We are rapidly approaching the “is there anything large language models can’t do?” stage. They crush the medical licensing exams. They’re more empathic than physicians on Reddit. So, can they objectively help you become a better doctor?
This is again one of those “we locked doctors in a room with a written case description” tests. Physicians (three-quarters attendings, the remainder residents) needed to write out diagnostic and management plans in response to a complex case.
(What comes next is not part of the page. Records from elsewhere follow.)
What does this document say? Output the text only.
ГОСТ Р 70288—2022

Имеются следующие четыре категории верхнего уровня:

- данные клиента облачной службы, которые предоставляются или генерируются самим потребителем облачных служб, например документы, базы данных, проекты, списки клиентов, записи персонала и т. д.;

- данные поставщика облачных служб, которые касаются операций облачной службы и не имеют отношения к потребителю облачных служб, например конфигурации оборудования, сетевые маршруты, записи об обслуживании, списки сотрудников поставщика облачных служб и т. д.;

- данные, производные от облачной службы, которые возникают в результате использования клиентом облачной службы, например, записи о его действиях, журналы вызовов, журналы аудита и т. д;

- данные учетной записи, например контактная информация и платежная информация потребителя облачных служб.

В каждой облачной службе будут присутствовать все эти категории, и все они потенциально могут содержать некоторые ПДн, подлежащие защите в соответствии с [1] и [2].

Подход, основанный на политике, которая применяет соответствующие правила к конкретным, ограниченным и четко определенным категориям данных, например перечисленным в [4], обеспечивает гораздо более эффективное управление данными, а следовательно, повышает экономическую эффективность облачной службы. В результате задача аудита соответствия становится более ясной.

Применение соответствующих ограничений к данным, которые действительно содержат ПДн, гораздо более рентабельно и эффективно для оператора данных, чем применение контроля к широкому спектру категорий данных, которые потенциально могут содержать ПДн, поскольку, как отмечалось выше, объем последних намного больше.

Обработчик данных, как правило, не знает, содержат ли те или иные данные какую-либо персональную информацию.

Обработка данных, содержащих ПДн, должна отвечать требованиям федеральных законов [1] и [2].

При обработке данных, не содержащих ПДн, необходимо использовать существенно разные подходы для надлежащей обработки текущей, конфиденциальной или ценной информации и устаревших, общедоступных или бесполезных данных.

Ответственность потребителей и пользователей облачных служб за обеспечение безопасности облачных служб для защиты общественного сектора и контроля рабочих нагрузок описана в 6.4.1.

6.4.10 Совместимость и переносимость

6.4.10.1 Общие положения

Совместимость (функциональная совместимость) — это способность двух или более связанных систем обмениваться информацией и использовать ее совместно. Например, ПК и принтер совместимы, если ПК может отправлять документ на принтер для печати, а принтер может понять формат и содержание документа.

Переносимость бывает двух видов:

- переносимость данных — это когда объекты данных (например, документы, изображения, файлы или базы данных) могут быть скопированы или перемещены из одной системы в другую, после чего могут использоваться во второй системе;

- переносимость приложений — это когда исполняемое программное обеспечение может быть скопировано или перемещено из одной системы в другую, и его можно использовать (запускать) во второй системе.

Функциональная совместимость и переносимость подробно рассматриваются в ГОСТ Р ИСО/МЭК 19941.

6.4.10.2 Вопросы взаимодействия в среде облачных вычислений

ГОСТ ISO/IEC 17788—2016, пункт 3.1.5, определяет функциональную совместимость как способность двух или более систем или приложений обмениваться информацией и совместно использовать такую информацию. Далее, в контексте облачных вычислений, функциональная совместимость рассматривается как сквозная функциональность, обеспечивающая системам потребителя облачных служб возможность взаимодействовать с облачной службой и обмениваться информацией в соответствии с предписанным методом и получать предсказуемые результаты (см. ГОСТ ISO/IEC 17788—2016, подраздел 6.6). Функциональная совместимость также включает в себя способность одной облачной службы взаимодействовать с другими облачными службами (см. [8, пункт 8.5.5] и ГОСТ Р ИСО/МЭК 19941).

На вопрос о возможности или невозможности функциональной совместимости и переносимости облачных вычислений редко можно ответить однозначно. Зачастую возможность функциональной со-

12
Half were set free on their own using “conventional” resources, whilst the remainder received the heavenly power of GPT-4.
Physicians + GPT-4 win!
Obviously the magnitude of difference is trivial and there are many clinicians who, unaided, scored better than physicians + GPT-4. Also, seriously – how are the whiskers on these plots going all the way down to 5? More than a little bit concerning to see physicians utterly blowing these cases, and it suggests there may be validity issues in either case construction or measurement methods.
The only “loss” is that physicians aided by GPT-4 tended to spend more time per case, but, correspondingly, also provided slightly longer answers.
Oh, and then there’s this loss:
In a slightly smaller sample of cases fed through GPT-4 without clinician involvement (interference?), the LLM alone was easily as capable as the augmented clinicians.
Again, this is contrived and carefully orchestrated test of clinical knowledge, and not real-world information gathering and synthesis – but clearly the foundation is there for AI to competently manage cases, in general, when fed the relevant information.